Will the prolific director win yet another Bear? Possibly the Golden one? His 33rd feature is more worthy of awards than many of his previous Berlinale-winning films…

Is this the year the Berlinale finally gives South Korean filmmaker Hong Sangsoo the top prize?

In the last five years, the prolific director has won four gongs: Silver Bear for Best Director in 2020 for The Woman Who Ran; Silver Bear for Best Screenplay in 2021 for Introduction; Silver Bear Grand Jury Prize in 2022 for The Novelist’s Film; and Silver Bear Grand Jury Prize in 2024 for A Traveler’s Needs.

Berlin juries just can’t get enough, and a Berlinale Competition line-up would seem apparently incomplete without a Hong joint. The lunatic drive to constantly put his films up for awards seems to be pointing in one direction: the festival really wants to give him the Golden Bear once and for all. And as groan-worthy as it has become to witness his patronage-levels of inclusion in Competition, there is a strong case to be made for Geu jayeoni nege mworago hani (What Does that Nature Say to You) winning the top ursine this year.
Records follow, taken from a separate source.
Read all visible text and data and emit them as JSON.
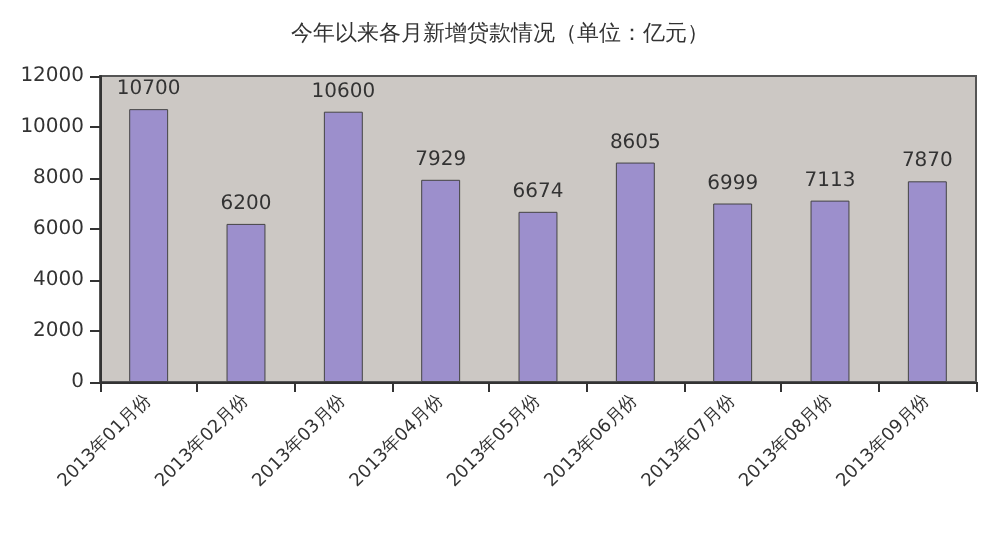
{
  "chart_data": {
    "type": "bar",
    "title": "今年以来各月新增贷款情况（单位：亿元）",
    "categories": [
      "2013年01月份",
      "2013年02月份",
      "2013年03月份",
      "2013年04月份",
      "2013年05月份",
      "2013年06月份",
      "2013年07月份",
      "2013年08月份",
      "2013年09月份"
    ],
    "values": [
      10700,
      6200,
      10600,
      7929,
      6674,
      8605,
      6999,
      7113,
      7870
    ],
    "color": "#9c8fcc",
    "ylim": [
      0,
      12000
    ],
    "yticks": [
      0,
      2000,
      4000,
      6000,
      8000,
      10000,
      12000
    ],
    "grid": false,
    "data_labels": true
  }
}
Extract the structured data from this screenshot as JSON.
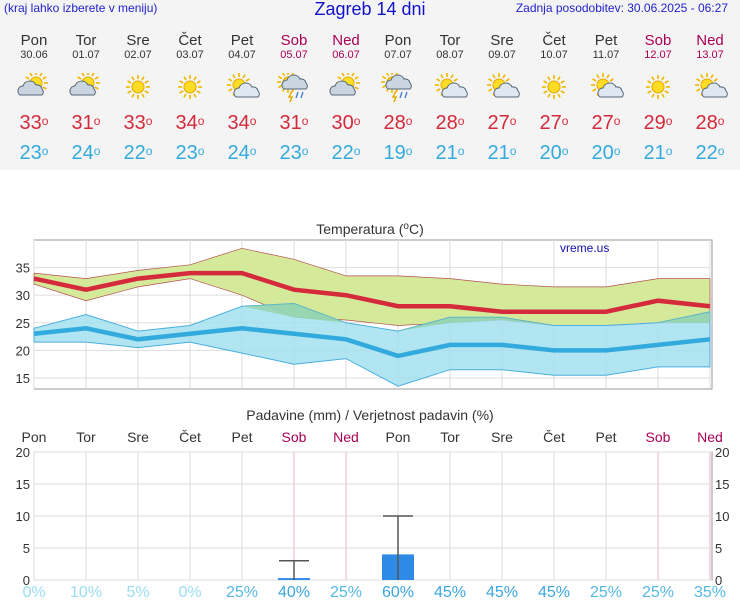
{
  "header": {
    "left": "(kraj lahko izberete v meniju)",
    "title": "Zagreb 14 dni",
    "right": "Zadnja posodobitev: 30.06.2025 - 06:27"
  },
  "days": [
    {
      "name": "Pon",
      "date": "30.06",
      "max": "33",
      "min": "23",
      "icon": "partly-cloudy-icon",
      "weekend": false
    },
    {
      "name": "Tor",
      "date": "01.07",
      "max": "31",
      "min": "24",
      "icon": "partly-cloudy-icon",
      "weekend": false
    },
    {
      "name": "Sre",
      "date": "02.07",
      "max": "33",
      "min": "22",
      "icon": "sun-icon",
      "weekend": false
    },
    {
      "name": "Čet",
      "date": "03.07",
      "max": "34",
      "min": "23",
      "icon": "sun-icon",
      "weekend": false
    },
    {
      "name": "Pet",
      "date": "04.07",
      "max": "34",
      "min": "24",
      "icon": "sun-cloud-icon",
      "weekend": false
    },
    {
      "name": "Sob",
      "date": "05.07",
      "max": "31",
      "min": "23",
      "icon": "thunderstorm-icon",
      "weekend": true
    },
    {
      "name": "Ned",
      "date": "06.07",
      "max": "30",
      "min": "22",
      "icon": "partly-cloudy-icon",
      "weekend": true
    },
    {
      "name": "Pon",
      "date": "07.07",
      "max": "28",
      "min": "19",
      "icon": "thunderstorm-icon",
      "weekend": false
    },
    {
      "name": "Tor",
      "date": "08.07",
      "max": "28",
      "min": "21",
      "icon": "sun-cloud-icon",
      "weekend": false
    },
    {
      "name": "Sre",
      "date": "09.07",
      "max": "27",
      "min": "21",
      "icon": "sun-cloud-icon",
      "weekend": false
    },
    {
      "name": "Čet",
      "date": "10.07",
      "max": "27",
      "min": "20",
      "icon": "sun-icon",
      "weekend": false
    },
    {
      "name": "Pet",
      "date": "11.07",
      "max": "27",
      "min": "20",
      "icon": "sun-cloud-icon",
      "weekend": false
    },
    {
      "name": "Sob",
      "date": "12.07",
      "max": "29",
      "min": "21",
      "icon": "sun-icon",
      "weekend": true
    },
    {
      "name": "Ned",
      "date": "13.07",
      "max": "28",
      "min": "22",
      "icon": "sun-cloud-icon",
      "weekend": true
    }
  ],
  "colors": {
    "max": "#d42a3c",
    "min": "#33aadd",
    "weekend": "#aa0055",
    "max_band": "#d4e99a",
    "min_band": "#a2e0ee",
    "overlap": "#86cc88",
    "precip_bar": "#2d8be6",
    "prob_low": "#99ddf0",
    "prob_high": "#3aa6e0"
  },
  "chart_data": [
    {
      "type": "line",
      "title": "Temperatura (°C)",
      "watermark": "vreme.us",
      "categories": [
        "Pon",
        "Tor",
        "Sre",
        "Čet",
        "Pet",
        "Sob",
        "Ned",
        "Pon",
        "Tor",
        "Sre",
        "Čet",
        "Pet",
        "Sob",
        "Ned"
      ],
      "ylim": [
        13,
        40
      ],
      "yticks": [
        15,
        20,
        25,
        30,
        35
      ],
      "grid": true,
      "series": [
        {
          "values": [
            33,
            31,
            33,
            34,
            34,
            31,
            30,
            28,
            28,
            27,
            27,
            27,
            29,
            28
          ]
        },
        {
          "values": [
            23,
            24,
            22,
            23,
            24,
            23,
            22,
            19,
            21,
            21,
            20,
            20,
            21,
            22
          ]
        }
      ],
      "bands": [
        {
          "upper": [
            34,
            33,
            34.5,
            35.5,
            38.5,
            36.5,
            33.5,
            33.5,
            33,
            32,
            31.5,
            31.5,
            33,
            33
          ],
          "lower": [
            32,
            29,
            31.5,
            33,
            30,
            26,
            25.5,
            24.5,
            25,
            25.5,
            24.5,
            24.5,
            25,
            25
          ]
        },
        {
          "upper": [
            24,
            26.5,
            23.5,
            24.5,
            28,
            28.5,
            25,
            23.5,
            26,
            26,
            24.5,
            24.5,
            25,
            27
          ],
          "lower": [
            21.5,
            21.5,
            20.5,
            21.5,
            19.5,
            17.5,
            18.5,
            13.5,
            16.5,
            16.5,
            15.5,
            15.5,
            17,
            17
          ]
        }
      ]
    },
    {
      "type": "bar",
      "title": "Padavine (mm) / Verjetnost padavin (%)",
      "categories": [
        "Pon",
        "Tor",
        "Sre",
        "Čet",
        "Pet",
        "Sob",
        "Ned",
        "Pon",
        "Tor",
        "Sre",
        "Čet",
        "Pet",
        "Sob",
        "Ned"
      ],
      "ylim": [
        0,
        20
      ],
      "yticks": [
        0,
        5,
        10,
        15,
        20
      ],
      "grid": true,
      "values": [
        0,
        0,
        0,
        0,
        0,
        0.3,
        0,
        4,
        0,
        0,
        0,
        0,
        0,
        0
      ],
      "error_high": [
        0,
        0,
        0,
        0,
        0,
        3,
        0,
        10,
        0,
        0,
        0,
        0,
        0,
        0
      ],
      "probability": [
        "0%",
        "10%",
        "5%",
        "0%",
        "25%",
        "40%",
        "25%",
        "60%",
        "45%",
        "45%",
        "45%",
        "25%",
        "25%",
        "35%"
      ]
    }
  ]
}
We’d rather The Blue Trailwin it, but it can’t be denied that unlike his last three films, which felt like the director was cranking out on auto-pilot and indulging in all the Hong hallmarks (casual chats, soju a-go-go, plenty of meandering artists complaining), his 33rd feature is a deftly scripted and properly layered affair. With all the trimmings, naturally.

Written, shot edited, sound designed, produced and directed by Hong, it starts with struggling thirty-something poet Donghwa (Ha Seongguk) driving his girlfriend of three years, Junhee (Kang Soyi) from Seoul to her parents’ home outside Icheon. There, he discovers that her family house is bigger and fancier than he’d assumed. A chance encounter with Junhee’s father Oryeong (Kwon Haehyo) in the driveway turns the casual drop-off into a lengthy day with the whole family. Everything goes swimmingly with the father and the sister, but small cracks start to come to light as the day progresses, culminating in a signature drunken outburst during a home-cooked dinner with the mother Sunhee (Cho Yunhee), who also writes poetry.
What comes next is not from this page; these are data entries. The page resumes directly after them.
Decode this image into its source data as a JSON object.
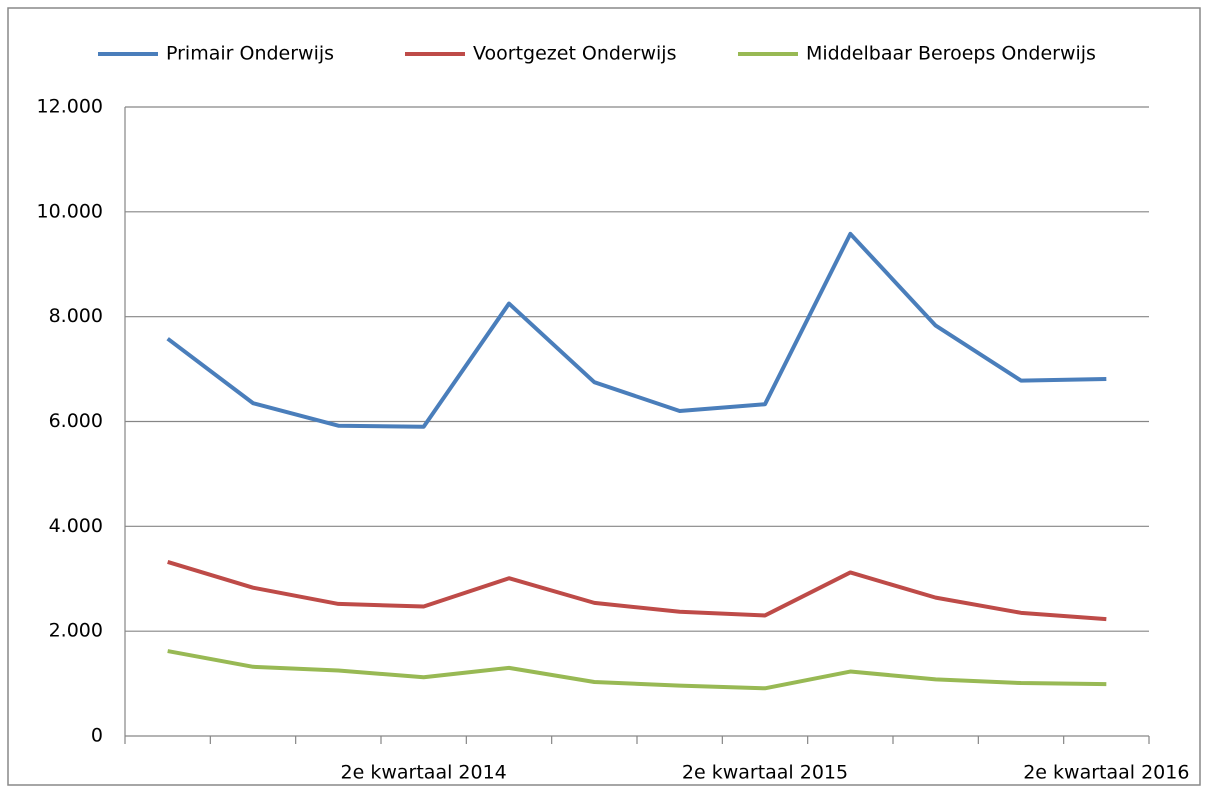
{
  "chart_data": {
    "type": "line",
    "categories": [
      null,
      null,
      null,
      "2e kwartaal 2014",
      null,
      null,
      null,
      "2e kwartaal 2015",
      null,
      null,
      null,
      "2e kwartaal 2016"
    ],
    "series": [
      {
        "name": "Primair Onderwijs",
        "color": "#4a7ebb",
        "values": [
          7580,
          6350,
          5920,
          5900,
          8250,
          6750,
          6200,
          6330,
          9580,
          7830,
          6780,
          6810
        ]
      },
      {
        "name": "Voortgezet Onderwijs",
        "color": "#be4b48",
        "values": [
          3320,
          2830,
          2520,
          2470,
          3010,
          2540,
          2370,
          2300,
          3120,
          2640,
          2350,
          2230
        ]
      },
      {
        "name": "Middelbaar Beroeps Onderwijs",
        "color": "#98b954",
        "values": [
          1620,
          1320,
          1250,
          1120,
          1300,
          1030,
          960,
          910,
          1230,
          1080,
          1010,
          990
        ]
      }
    ],
    "ylim": [
      0,
      12000
    ],
    "yticks": [
      0,
      {
        "value": 2000,
        "label": "2.000"
      },
      {
        "value": 4000,
        "label": "4.000"
      },
      {
        "value": 6000,
        "label": "6.000"
      },
      {
        "value": 8000,
        "label": "8.000"
      },
      {
        "value": 10000,
        "label": "10.000"
      },
      {
        "value": 12000,
        "label": "12.000"
      }
    ],
    "grid": true
  }
}
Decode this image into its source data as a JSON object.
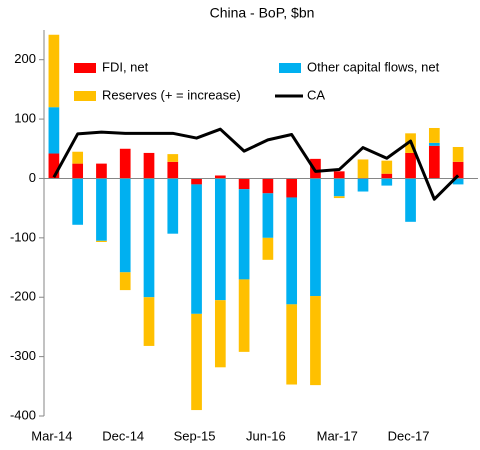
{
  "chart_data": {
    "type": "bar",
    "stacked": true,
    "title": "China - BoP, $bn",
    "categories": [
      "Mar-14",
      null,
      null,
      "Dec-14",
      null,
      null,
      "Sep-15",
      null,
      null,
      "Jun-16",
      null,
      null,
      "Mar-17",
      null,
      null,
      "Dec-17",
      null,
      null
    ],
    "series": [
      {
        "name": "FDI, net",
        "color": "#ff0000",
        "values": [
          42,
          25,
          25,
          50,
          43,
          28,
          -10,
          5,
          -18,
          -25,
          -32,
          33,
          12,
          0,
          8,
          43,
          55,
          28
        ]
      },
      {
        "name": "Other capital flows, net",
        "color": "#00b0f0",
        "values": [
          78,
          -78,
          -105,
          -158,
          -200,
          -93,
          -218,
          -205,
          -152,
          -75,
          -180,
          -198,
          -30,
          -22,
          -12,
          -73,
          5,
          -10
        ]
      },
      {
        "name": "Reserves (+ = increase)",
        "color": "#ffc000",
        "values": [
          122,
          20,
          -2,
          -30,
          -82,
          13,
          -162,
          -113,
          -122,
          -37,
          -135,
          -150,
          -3,
          32,
          22,
          33,
          25,
          25
        ]
      },
      {
        "name": "CA",
        "color": "#000000",
        "type": "line",
        "values": [
          2,
          75,
          78,
          76,
          76,
          76,
          68,
          83,
          46,
          65,
          74,
          12,
          15,
          52,
          34,
          63,
          -35,
          5
        ]
      }
    ],
    "ylim": [
      -400,
      250
    ],
    "yticks": [
      -400,
      -300,
      -200,
      -100,
      0,
      100,
      200
    ],
    "grid": false
  }
}
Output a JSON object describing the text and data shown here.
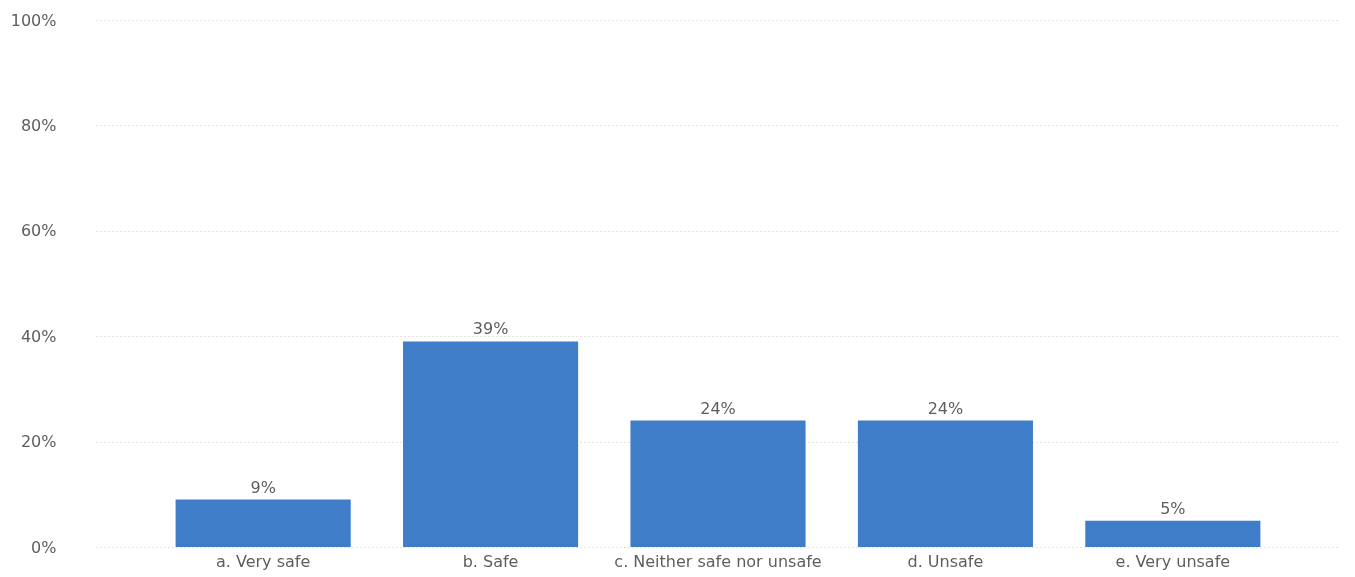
{
  "chart_data": {
    "type": "bar",
    "categories": [
      "a. Very safe",
      "b. Safe",
      "c. Neither safe nor unsafe",
      "d. Unsafe",
      "e. Very unsafe"
    ],
    "values": [
      9,
      39,
      24,
      24,
      5
    ],
    "value_labels": [
      "9%",
      "39%",
      "24%",
      "24%",
      "5%"
    ],
    "color": "#3f7dc9",
    "ylim": [
      0,
      100
    ],
    "yticks": [
      {
        "value": 0,
        "label": "0%"
      },
      {
        "value": 20,
        "label": "20%"
      },
      {
        "value": 40,
        "label": "40%"
      },
      {
        "value": 60,
        "label": "60%"
      },
      {
        "value": 80,
        "label": "80%"
      },
      {
        "value": 100,
        "label": "100%"
      }
    ],
    "grid": "y"
  }
}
Essentially, it’s Hong does Meet The Parents, and it’s by far his most accomplished film since The Woman Who Ran.

In telling the story of a family slyly vetting a suitor, Hong addresses the role of the artist in contemporary society and the economic anxieties that entails, as well as the unspoken gripes within families – specifically Donghwa’s own successful father, who seems to fuel within him a tension about his life and privilege. Since the film is shot in a deliberately casual, lo-res style that mimics the soft-focus in which Donghwa sees the world without his glasses, the audience are confronted with his headspace.

It’s hard not to see the character as a cypher for the director, who was born into a filmmaking family, and the way Hong candidly stages this would-be-artist having to face up to himself and what he considers to be his full-fledged calling is not only thought-provoking but often endearingly funny.

There are repeated jokes about Donghwa’s old car, his “artistic” moustache, and the third act in particular is highly entertaining – highlights being the in soju veritas dinner moment (“well, he completely flunked the alcohol test”) and the withering post-mortem about the potential son-in-law, conducted by the direct mother and the affable father. Both Kwon Haehyo and Cho Yunhee run away with it.

“A life spent pursuing beauty is great… right?” asks Donghwa, clearly trying to reassure himself.

It is great and worth pursuing, even if you have to address whether you may be guilty of indulging in overly romantic notions instead of truly connecting to your surroundings.

And what about a life spent pursuing the Golden Bear?

We’ll find out on results night this weekend.

What Does That Nature Say to You premiers at the 75th Berlinale in Competition.